You might find it helpful to explore searching that's more efficient than your own code
but not so complex as BM. There is one ultra-simple way to do what you want without
getting invoved with pointers, PChars, etc.
Let's leave aside for a moment the fact that you want to work with a TMemoryStream, and
consider finding the number of occurrences of a string SubStr
in another string Target
.
For efficiency, things you want to avoid are a) repeatedly scanning the same characters
over and over and b) copying one or both strings.
Since D7, Delphi has included a PosEx
function:
function PosEx(const SubStr, S: string; Offset: Cardinal = 1): Integer;
Description
PosEx returns the index of SubStr in S, beginning the search at Offset. If Offset is 1 (default), PosEx is equivalent to Pos.
PosEx returns 0 if SubStr is not found, if Offset is greater than the length of S, or if Offset is less than 1.
So what you can do is repeatedly call PosEx
, starting with Offset
= 1, and each time it
finds SubStr
in Target
you increment Offset
to skip over it, like this (in a console application):
function ContainsCount(const SubStr, Target : String) : Integer;
var
i : Integer;
begin
Result := 0;
i := 1;
repeat
i := PosEx(SubStr, Target, i);
if i > 0 then begin
Inc(Result);
i := i + Length(SubStr);
end;
until i <= 0;
end;
var
Count : Integer;
Target : String;
begin
Target := 'aa b ca';
Count := ContainsCount('a', Target);
writeln(Count);
readln;
end.
The fact that PosEx
and ContainsCount
both pass SubStr
and Target
as
consts meants that no string copying is involved, and it should be obvious
that ContainsCount
never scans the same characters more that once.
Once you've satisfied yourself that this works, you might care to trace
into PosEx
to see how it does its stuff.
You can do something which works in a similar way on PChars using the RTL functions StrPos
/AnsiStrPos
To convert your memory stream to a string, you could use this code from
Rob Kennedy's answer to this q Converting TMemoryStream to 'String' in Delphi 2009
function MemoryStreamToString(M: TMemoryStream): string;
begin
SetString(Result, PChar(M.Memory), M.Size div SizeOf(Char));
end;
(Note what he says about the alternative version later in his answer)

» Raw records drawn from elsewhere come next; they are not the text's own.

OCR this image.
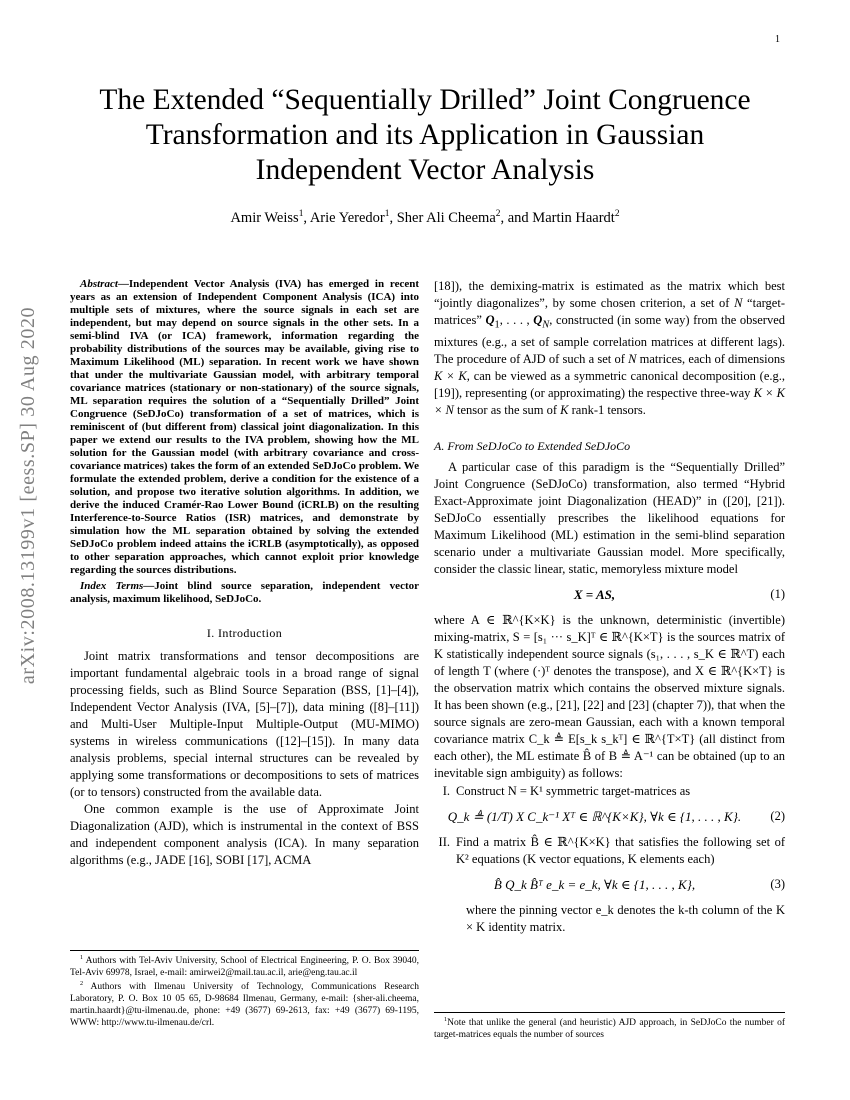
1
arXiv:2008.13199v1 [eess.SP] 30 Aug 2020
The Extended “Sequentially Drilled” Joint Congruence Transformation and its Application in Gaussian Independent Vector Analysis
Amir Weiss$^1$, Arie Yeredor$^1$, Sher Ali Cheema$^2$, and Martin Haardt$^2$

Abstract—Independent Vector Analysis (IVA) has emerged in recent years as an extension of Independent Component Analysis (ICA) into multiple sets of mixtures, where the source signals in each set are independent, but may depend on source signals in the other sets. In a semi-blind IVA (or ICA) framework, information regarding the probability distributions of the sources may be available, giving rise to Maximum Likelihood (ML) separation. In recent work we have shown that under the multivariate Gaussian model, with arbitrary temporal covariance matrices (stationary or non-stationary) of the source signals, ML separation requires the solution of a “Sequentially Drilled” Joint Congruence (SeDJoCo) transformation of a set of matrices, which is reminiscent of (but different from) classical joint diagonalization. In this paper we extend our results to the IVA problem, showing how the ML solution for the Gaussian model (with arbitrary covariance and cross-covariance matrices) takes the form of an extended SeDJoCo problem. We formulate the extended problem, derive a condition for the existence of a solution, and propose two iterative solution algorithms. In addition, we derive the induced Cramér-Rao Lower Bound (iCRLB) on the resulting Interference-to-Source Ratios (ISR) matrices, and demonstrate by simulation how the ML separation obtained by solving the extended SeDJoCo problem indeed attains the iCRLB (asymptotically), as opposed to other separation approaches, which cannot exploit prior knowledge regarding the sources distributions.

Index Terms—Joint blind source separation, independent vector analysis, maximum likelihood, SeDJoCo.

I. Introduction

Joint matrix transformations and tensor decompositions are important fundamental algebraic tools in a broad range of signal processing fields, such as Blind Source Separation (BSS, [1]–[4]), Independent Vector Analysis (IVA, [5]–[7]), data mining ([8]–[11]) and Multi-User Multiple-Input Multiple-Output (MU-MIMO) systems in wireless communications ([12]–[15]). In many data analysis problems, special internal structures can be revealed by applying some transformations or decompositions to sets of matrices (or to tensors) constructed from the available data.

One common example is the use of Approximate Joint Diagonalization (AJD), which is instrumental in the context of BSS and independent component analysis (ICA). In many separation algorithms (e.g., JADE [16], SOBI [17], ACMA

$^1$ Authors with Tel-Aviv University, School of Electrical Engineering, P. O. Box 39040, Tel-Aviv 69978, Israel, e-mail: amirwei2@mail.tau.ac.il, arie@eng.tau.ac.il

$^2$ Authors with Ilmenau University of Technology, Communications Research Laboratory, P. O. Box 10 05 65, D-98684 Ilmenau, Germany, e-mail: {sher-ali.cheema, martin.haardt}@tu-ilmenau.de, phone: +49 (3677) 69-2613, fax: +49 (3677) 69-1195, WWW: http://www.tu-ilmenau.de/crl.

[18]), the demixing-matrix is estimated as the matrix which best “jointly diagonalizes”, by some chosen criterion, a set of N “target-matrices” $Q_1$, . . . , $Q_N$, constructed (in some way) from the observed mixtures (e.g., a set of sample correlation matrices at different lags). The procedure of AJD of such a set of N matrices, each of dimensions K × K, can be viewed as a symmetric canonical decomposition (e.g., [19]), representing (or approximating) the respective three-way K × K × N tensor as the sum of K rank-1 tensors.

A. From SeDJoCo to Extended SeDJoCo

A particular case of this paradigm is the “Sequentially Drilled” Joint Congruence (SeDJoCo) transformation, also termed “Hybrid Exact-Approximate joint Diagonalization (HEAD)” in ([20], [21]). SeDJoCo essentially prescribes the likelihood equations for Maximum Likelihood (ML) estimation in the semi-blind separation scenario under a multivariate Gaussian model. More specifically, consider the classic linear, static, memoryless mixture model

X = AS,	(1)

where A ∈ ℝ^{K×K} is the unknown, deterministic (invertible) mixing-matrix, S = [s₁ ··· s_K]ᵀ ∈ ℝ^{K×T} is the sources matrix of K statistically independent source signals (s₁, . . . , s_K ∈ ℝ^T) each of length T (where (·)ᵀ denotes the transpose), and X ∈ ℝ^{K×T} is the observation matrix which contains the observed mixture signals. It has been shown (e.g., [21], [22] and [23] (chapter 7)), that when the source signals are zero-mean Gaussian, each with a known temporal covariance matrix C_k ≜ E[s_k s_kᵀ] ∈ ℝ^{T×T} (all distinct from each other), the ML estimate B̂ of B ≜ A⁻¹ can be obtained (up to an inevitable sign ambiguity) as follows:

I. Construct N = K¹ symmetric target-matrices as
Q_k ≜ (1/T) X C_k⁻¹ Xᵀ ∈ ℝ^{K×K}, ∀k ∈ {1, . . . , K}.	(2)
II. Find a matrix B̂ ∈ ℝ^{K×K} that satisfies the following set of K² equations (K vector equations, K elements each)
B̂ Q_k B̂ᵀ e_k = e_k, ∀k ∈ {1, . . . , K},	(3)

where the pinning vector e_k denotes the k-th column of the K × K identity matrix.

$^1$Note that unlike the general (and heuristic) AJD approach, in SeDJoCo the number of target-matrices equals the number of sources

Btw, if you look through the VCL + RTL code, you'll see that quite a lot of the string-parsing and processing code (e.g. in TParser, TStringList, TExpressionParser) all does its work with PChars. There's a reason for that of course, because it minimizes character copying and means that most scanning operations can be done by changing pointer (PChar) values.